A propos de Laure Humbel

Dans l’écriture, je tente de creuser les questions du rapport sensible au temps et du lien entre l’histoire collective et l’histoire personnelle. Un élan nouveau m'a été donné par ma participation aux ateliers du Tiers-Livre depuis l’été 2021. J'ai publié «Fadia Nicé ou l'histoire inventée d'une vraie histoire romaine», éd. Sansouire, 2016, illustrations de Jean Cubaud, puis «Une piétonne à Marseille», éd. David Gaussen, avril 2023. Un album pour tout-petits, «Ton Nombril», est paru en octobre 2023 (Toutàlheure, illustrations de Luce Fusciardi). Le second volet de ce diptyque sur le thème de l'origine, prévu au printemps 2024, s'intitulera «BigBang». Actuellement, je travaille à un texte qui s'alimente de la matière des derniers cycles d'ateliers.

5 commentaires à propos de “#40 jours #prologue | l’envers vide du décor”

  1. Ces lieux, que tes innombrables marches à travers la ville découvrent, prennent une grande inspiration sous tes mots. L’impression qu’ils reviennent à la vie. Tous tes « ceci » me font penser à cela : tu lèves le voile sur de beaux secrets. Merci.
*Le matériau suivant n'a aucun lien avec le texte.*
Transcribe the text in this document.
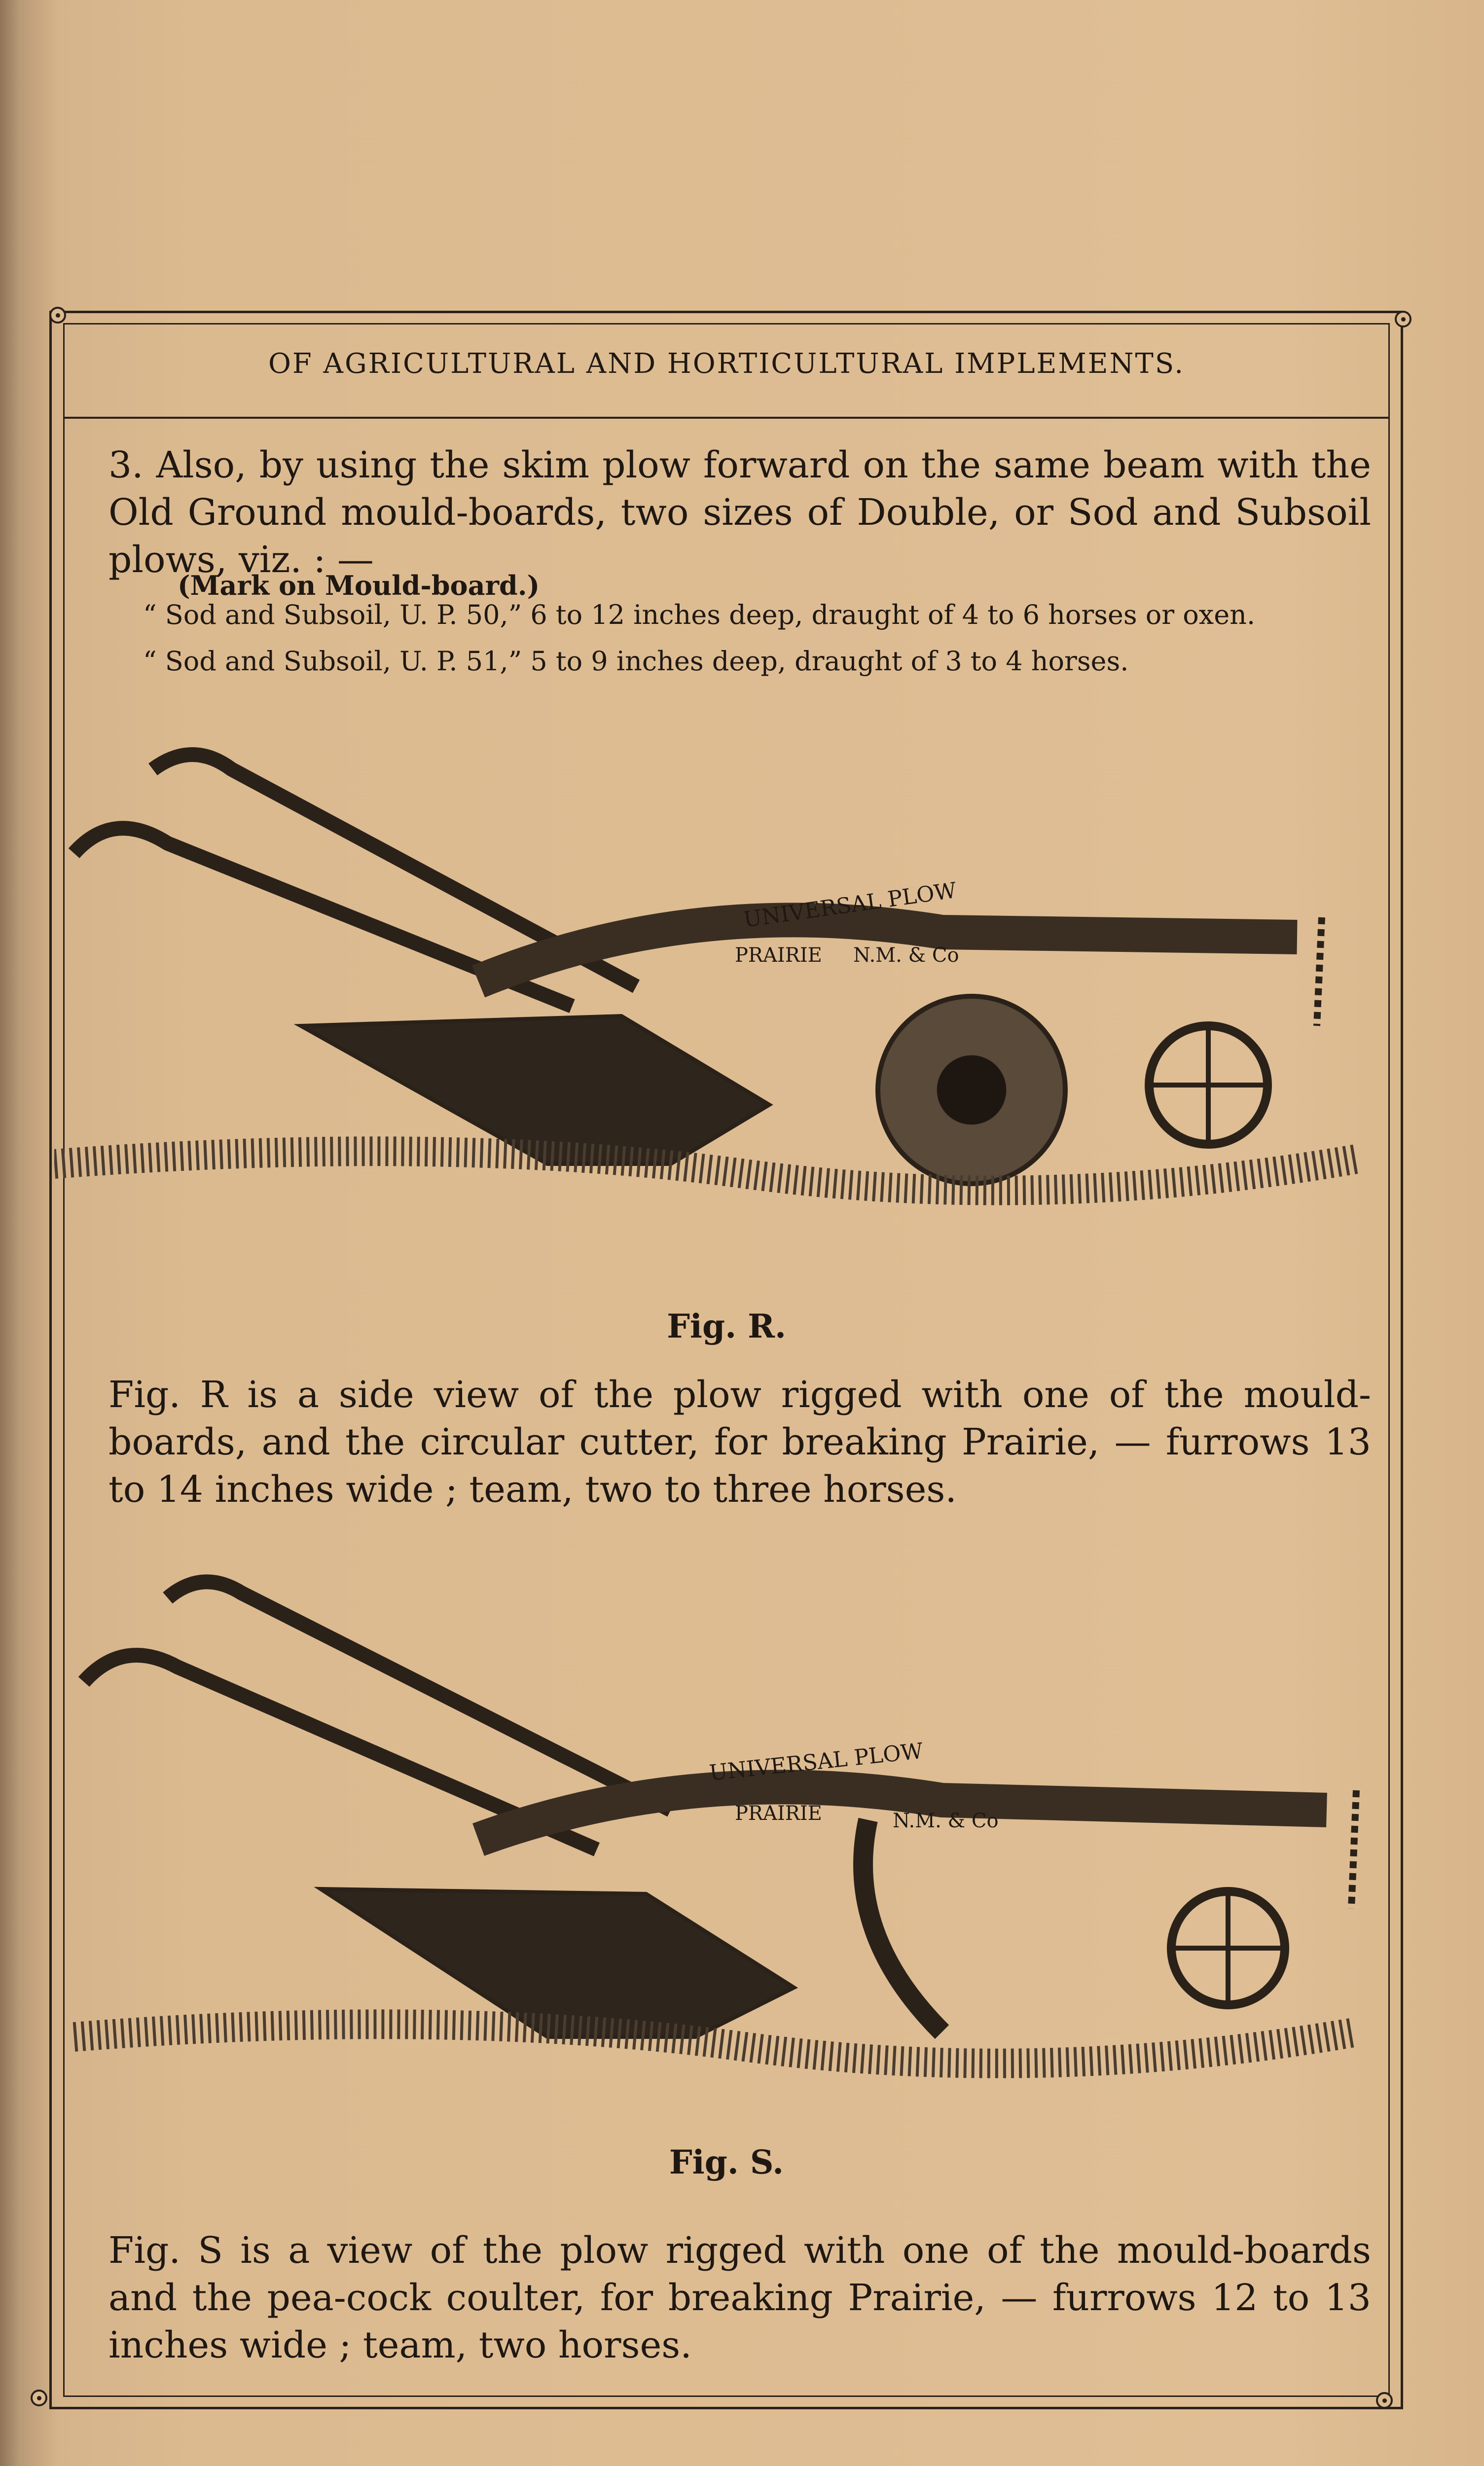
OF AGRICULTURAL AND HORTICULTURAL IMPLEMENTS.
3. Also, by using the skim plow forward on the same beam with the Old Ground mould-boards, two sizes of Double, or Sod and Subsoil plows, viz. : —
(Mark on Mould-board.)
“ Sod and Subsoil, U. P. 50,” 6 to 12 inches deep, draught of 4 to 6 horses or oxen.
“ Sod and Subsoil, U. P. 51,” 5 to 9 inches deep, draught of 3 to 4 horses.
UNIVERSAL PLOW
PRAIRIE N.M. & Co
Fig. R.
Fig. R is a side view of the plow rigged with one of the mould-boards, and the circular cutter, for breaking Prairie, — furrows 13 to 14 inches wide ; team, two to three horses.
UNIVERSAL PLOW
PRAIRIE	N.M. & Co
Fig. S.
Fig. S is a view of the plow rigged with one of the mould-boards and the pea-cock coulter, for breaking Prairie, — furrows 12 to 13 inches wide ; team, two horses.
  2. Y’a un truc viandard au début, entre les nuggets et le bœuf, je me suis imaginé que tu allais poursuivre et ça faisait drôle parce que , la viande, plus grand monde n’en parle en ce moment (à part peut-être les poétesses : Marcela Saldaño et une autre, française dont le nom ne me revient, pas, bref…).
    Le petit train répond aussi aux forains. Ça promet !

    • Merci Emmanuelle, oui la viande j’ai envie d’en parler, merci de m’avoir indiqué Marcela Saldaño que je ne connais pas.

  3. Nadar à Marseille, encore une découverte ! https://tourisme-marseille.com/fiche/atelier-nadar-studio-photographique-77-la-canebiere-marseille/
    Ton sujet est si vaste par rapport à mon minuscule Lissieu qu’il donne envie d’en savoir plus à chaque pas. Très ambitieux et si complexe ! Bon courage. Parle-nous du Pharo à l’occasion, c’est le seul endroit que je connaisse un peu pour avoir logé chez qqn qui habitait un immeuble sur pilotis en face du parc.